The inclusion of Length Element (L) to the RFM Model resolves the inability to properly analyze different product demands at different times. In order to identify the most loyal customers of a company, it is essential to consider the Length of customer relation.

The objective of adapting and implementing any of RFM and LRFM Model is to build revenue generating customer segments. No doubt, LRFM Model is much more favorable than RFM Model to get the desired productivity.

Data

The dataset is taken from UCI repository.
Visit the link to download the data - https://archive.ics.uci.edu/ml/datasets/Online+Retail
This data set is composed of 8 attributes and 541909 instances showing all the transactions occurring between 01/12/2010 and 09/12/2011 for a UK-based online retail.
According to UCI, the company mainly sells unique all-occasion gifts and many customers of the company are wholesalers.

Attributes Information

  • InvoiceNo: Invoice number. Nominal, a 6-digit integral number uniquely assigned to each transaction.
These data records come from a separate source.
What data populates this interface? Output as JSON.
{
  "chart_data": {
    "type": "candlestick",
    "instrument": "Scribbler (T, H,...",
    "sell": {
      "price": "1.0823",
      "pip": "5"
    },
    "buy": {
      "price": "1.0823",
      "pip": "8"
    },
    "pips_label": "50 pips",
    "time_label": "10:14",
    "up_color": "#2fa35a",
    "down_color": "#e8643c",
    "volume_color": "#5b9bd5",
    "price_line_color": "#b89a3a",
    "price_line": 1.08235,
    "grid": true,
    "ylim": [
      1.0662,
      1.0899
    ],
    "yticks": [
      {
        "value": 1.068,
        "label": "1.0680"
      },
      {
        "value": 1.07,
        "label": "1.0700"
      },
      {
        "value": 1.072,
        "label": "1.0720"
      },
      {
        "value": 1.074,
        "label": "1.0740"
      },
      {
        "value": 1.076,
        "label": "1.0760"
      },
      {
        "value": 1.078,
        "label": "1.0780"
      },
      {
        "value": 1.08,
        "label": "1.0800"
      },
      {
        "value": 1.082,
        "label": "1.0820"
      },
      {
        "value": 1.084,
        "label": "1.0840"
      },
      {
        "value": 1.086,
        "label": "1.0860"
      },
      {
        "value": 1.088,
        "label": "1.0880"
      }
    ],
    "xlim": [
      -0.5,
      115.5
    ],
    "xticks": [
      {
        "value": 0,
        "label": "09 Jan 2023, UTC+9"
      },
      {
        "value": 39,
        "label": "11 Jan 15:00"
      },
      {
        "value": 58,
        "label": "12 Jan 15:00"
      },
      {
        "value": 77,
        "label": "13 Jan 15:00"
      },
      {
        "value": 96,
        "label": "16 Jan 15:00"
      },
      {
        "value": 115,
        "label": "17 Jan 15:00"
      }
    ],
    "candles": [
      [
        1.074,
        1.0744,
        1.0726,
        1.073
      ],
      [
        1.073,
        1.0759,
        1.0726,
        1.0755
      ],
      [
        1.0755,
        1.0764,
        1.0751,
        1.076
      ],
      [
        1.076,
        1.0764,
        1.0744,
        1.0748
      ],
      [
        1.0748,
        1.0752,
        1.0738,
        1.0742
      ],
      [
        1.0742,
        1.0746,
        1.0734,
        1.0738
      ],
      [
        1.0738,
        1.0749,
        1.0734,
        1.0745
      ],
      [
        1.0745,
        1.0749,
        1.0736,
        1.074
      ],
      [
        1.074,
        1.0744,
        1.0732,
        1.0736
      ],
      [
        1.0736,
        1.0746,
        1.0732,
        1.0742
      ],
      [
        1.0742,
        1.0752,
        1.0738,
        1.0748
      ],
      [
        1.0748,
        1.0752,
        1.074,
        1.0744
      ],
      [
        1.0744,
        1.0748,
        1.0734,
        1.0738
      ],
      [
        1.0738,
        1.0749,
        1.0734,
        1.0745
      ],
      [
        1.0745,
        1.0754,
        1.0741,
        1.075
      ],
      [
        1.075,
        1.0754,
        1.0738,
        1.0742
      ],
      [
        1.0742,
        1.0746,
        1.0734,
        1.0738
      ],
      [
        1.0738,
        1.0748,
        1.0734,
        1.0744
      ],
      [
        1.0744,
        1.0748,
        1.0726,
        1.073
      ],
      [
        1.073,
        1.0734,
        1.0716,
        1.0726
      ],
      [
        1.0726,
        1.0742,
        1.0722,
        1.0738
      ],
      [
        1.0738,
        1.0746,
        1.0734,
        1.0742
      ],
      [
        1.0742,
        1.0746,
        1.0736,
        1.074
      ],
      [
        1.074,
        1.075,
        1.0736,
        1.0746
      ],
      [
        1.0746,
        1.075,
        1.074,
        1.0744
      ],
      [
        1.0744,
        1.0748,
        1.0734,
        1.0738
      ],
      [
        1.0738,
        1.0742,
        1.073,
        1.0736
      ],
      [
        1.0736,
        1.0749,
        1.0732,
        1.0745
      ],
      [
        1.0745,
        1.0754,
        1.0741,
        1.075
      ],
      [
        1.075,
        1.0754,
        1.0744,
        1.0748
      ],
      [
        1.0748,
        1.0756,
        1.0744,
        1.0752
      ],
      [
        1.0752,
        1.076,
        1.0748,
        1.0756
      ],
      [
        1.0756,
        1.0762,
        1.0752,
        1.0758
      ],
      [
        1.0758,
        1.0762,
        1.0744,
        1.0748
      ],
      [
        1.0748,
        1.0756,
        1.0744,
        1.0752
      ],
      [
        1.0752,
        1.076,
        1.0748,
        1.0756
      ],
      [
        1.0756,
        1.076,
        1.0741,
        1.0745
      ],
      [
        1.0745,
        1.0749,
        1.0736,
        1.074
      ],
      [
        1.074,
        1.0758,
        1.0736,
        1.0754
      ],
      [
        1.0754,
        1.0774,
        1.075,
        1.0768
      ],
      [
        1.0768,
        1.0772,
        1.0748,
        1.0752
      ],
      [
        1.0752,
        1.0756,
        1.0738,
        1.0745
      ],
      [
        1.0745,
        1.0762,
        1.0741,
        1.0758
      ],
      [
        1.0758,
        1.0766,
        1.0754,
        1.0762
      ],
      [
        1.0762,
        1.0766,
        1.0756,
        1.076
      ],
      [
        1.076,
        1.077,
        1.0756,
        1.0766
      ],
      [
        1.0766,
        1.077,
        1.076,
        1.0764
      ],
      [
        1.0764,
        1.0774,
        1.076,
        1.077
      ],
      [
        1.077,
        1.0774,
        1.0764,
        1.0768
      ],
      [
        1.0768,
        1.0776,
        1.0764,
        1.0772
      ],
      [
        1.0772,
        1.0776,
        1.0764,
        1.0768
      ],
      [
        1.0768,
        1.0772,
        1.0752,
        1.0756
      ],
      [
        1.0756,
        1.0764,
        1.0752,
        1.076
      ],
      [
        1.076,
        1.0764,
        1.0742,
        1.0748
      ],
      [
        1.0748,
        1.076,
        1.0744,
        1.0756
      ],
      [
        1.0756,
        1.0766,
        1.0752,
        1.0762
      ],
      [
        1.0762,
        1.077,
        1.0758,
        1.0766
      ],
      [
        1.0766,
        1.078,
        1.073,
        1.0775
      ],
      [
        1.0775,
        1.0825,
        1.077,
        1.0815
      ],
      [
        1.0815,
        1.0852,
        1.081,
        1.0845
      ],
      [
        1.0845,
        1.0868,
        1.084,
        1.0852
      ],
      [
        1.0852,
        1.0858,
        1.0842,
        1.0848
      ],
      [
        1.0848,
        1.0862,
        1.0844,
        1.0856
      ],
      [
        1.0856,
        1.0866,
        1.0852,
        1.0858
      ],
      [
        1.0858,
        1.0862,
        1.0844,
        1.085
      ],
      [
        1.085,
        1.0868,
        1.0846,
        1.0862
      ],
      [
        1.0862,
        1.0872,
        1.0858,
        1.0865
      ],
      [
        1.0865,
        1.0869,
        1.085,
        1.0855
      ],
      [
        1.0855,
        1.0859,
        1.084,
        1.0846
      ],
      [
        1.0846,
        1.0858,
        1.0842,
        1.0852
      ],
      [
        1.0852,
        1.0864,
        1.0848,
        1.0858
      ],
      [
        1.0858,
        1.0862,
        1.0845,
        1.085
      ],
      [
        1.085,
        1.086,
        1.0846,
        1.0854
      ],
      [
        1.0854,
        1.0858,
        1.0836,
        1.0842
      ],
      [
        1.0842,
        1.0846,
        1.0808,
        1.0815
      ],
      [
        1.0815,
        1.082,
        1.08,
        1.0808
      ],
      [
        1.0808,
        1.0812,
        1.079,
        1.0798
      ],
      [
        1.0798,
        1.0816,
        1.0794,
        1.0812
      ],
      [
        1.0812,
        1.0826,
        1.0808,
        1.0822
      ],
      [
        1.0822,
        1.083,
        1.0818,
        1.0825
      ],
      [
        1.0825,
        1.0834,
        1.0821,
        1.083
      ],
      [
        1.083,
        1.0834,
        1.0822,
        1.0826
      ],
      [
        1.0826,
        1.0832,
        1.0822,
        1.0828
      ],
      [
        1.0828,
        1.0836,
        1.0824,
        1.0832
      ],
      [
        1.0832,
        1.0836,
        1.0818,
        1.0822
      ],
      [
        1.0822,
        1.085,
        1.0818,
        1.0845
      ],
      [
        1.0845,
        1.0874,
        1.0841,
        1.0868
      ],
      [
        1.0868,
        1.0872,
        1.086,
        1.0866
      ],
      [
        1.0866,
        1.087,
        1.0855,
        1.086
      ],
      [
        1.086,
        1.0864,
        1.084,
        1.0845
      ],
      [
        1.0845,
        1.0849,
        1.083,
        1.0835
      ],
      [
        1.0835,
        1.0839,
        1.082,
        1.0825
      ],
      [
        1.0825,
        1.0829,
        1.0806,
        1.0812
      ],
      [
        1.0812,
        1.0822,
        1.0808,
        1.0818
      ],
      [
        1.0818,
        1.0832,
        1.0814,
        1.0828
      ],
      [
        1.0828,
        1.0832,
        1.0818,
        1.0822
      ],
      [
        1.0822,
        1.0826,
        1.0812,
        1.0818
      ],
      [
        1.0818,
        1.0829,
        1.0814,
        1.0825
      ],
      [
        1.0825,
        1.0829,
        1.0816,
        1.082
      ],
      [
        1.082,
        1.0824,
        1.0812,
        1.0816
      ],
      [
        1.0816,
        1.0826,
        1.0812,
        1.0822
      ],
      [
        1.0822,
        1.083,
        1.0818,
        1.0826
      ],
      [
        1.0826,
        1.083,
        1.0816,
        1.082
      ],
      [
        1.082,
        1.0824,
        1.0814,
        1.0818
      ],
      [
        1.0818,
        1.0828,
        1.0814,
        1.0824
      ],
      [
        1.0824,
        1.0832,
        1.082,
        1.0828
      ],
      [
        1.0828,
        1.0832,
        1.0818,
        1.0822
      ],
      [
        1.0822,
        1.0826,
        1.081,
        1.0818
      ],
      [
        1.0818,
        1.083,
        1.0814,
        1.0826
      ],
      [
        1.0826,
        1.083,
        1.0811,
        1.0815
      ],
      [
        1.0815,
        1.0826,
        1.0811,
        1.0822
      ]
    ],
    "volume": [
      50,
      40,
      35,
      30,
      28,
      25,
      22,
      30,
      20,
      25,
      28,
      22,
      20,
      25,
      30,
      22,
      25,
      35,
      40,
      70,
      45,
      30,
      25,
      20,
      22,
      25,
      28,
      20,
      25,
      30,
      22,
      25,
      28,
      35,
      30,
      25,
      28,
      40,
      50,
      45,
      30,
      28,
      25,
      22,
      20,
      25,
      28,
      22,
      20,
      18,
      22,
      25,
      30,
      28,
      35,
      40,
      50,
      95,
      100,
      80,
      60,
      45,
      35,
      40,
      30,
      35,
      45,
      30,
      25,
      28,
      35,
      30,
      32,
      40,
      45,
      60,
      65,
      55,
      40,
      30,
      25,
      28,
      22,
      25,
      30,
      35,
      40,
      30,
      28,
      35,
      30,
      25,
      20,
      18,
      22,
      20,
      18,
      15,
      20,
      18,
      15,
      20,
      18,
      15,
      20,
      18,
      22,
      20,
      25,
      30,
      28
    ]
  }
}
If this code starts with letter 'c', it indicates a cancellation.
  • StockCode: Product (item) code. Nominal, a 5-digit integral number uniquely assigned to each distinct product.
  • Description: Product (item) name. Nominal.
  • Quantity: The quantities of each product (item) per transaction. Numeric.
  • InvoiceDate: Invice Date and time. Numeric, the day and time when each transaction was generated.
  • UnitPrice: Unit price. Numeric, Product price per unit in sterling.
  • CustomerID: Customer number. Nominal, a 5-digit integral number uniquely assigned to each customer.
  • Country: Country name. Nominal, the name of the country where each customer resides.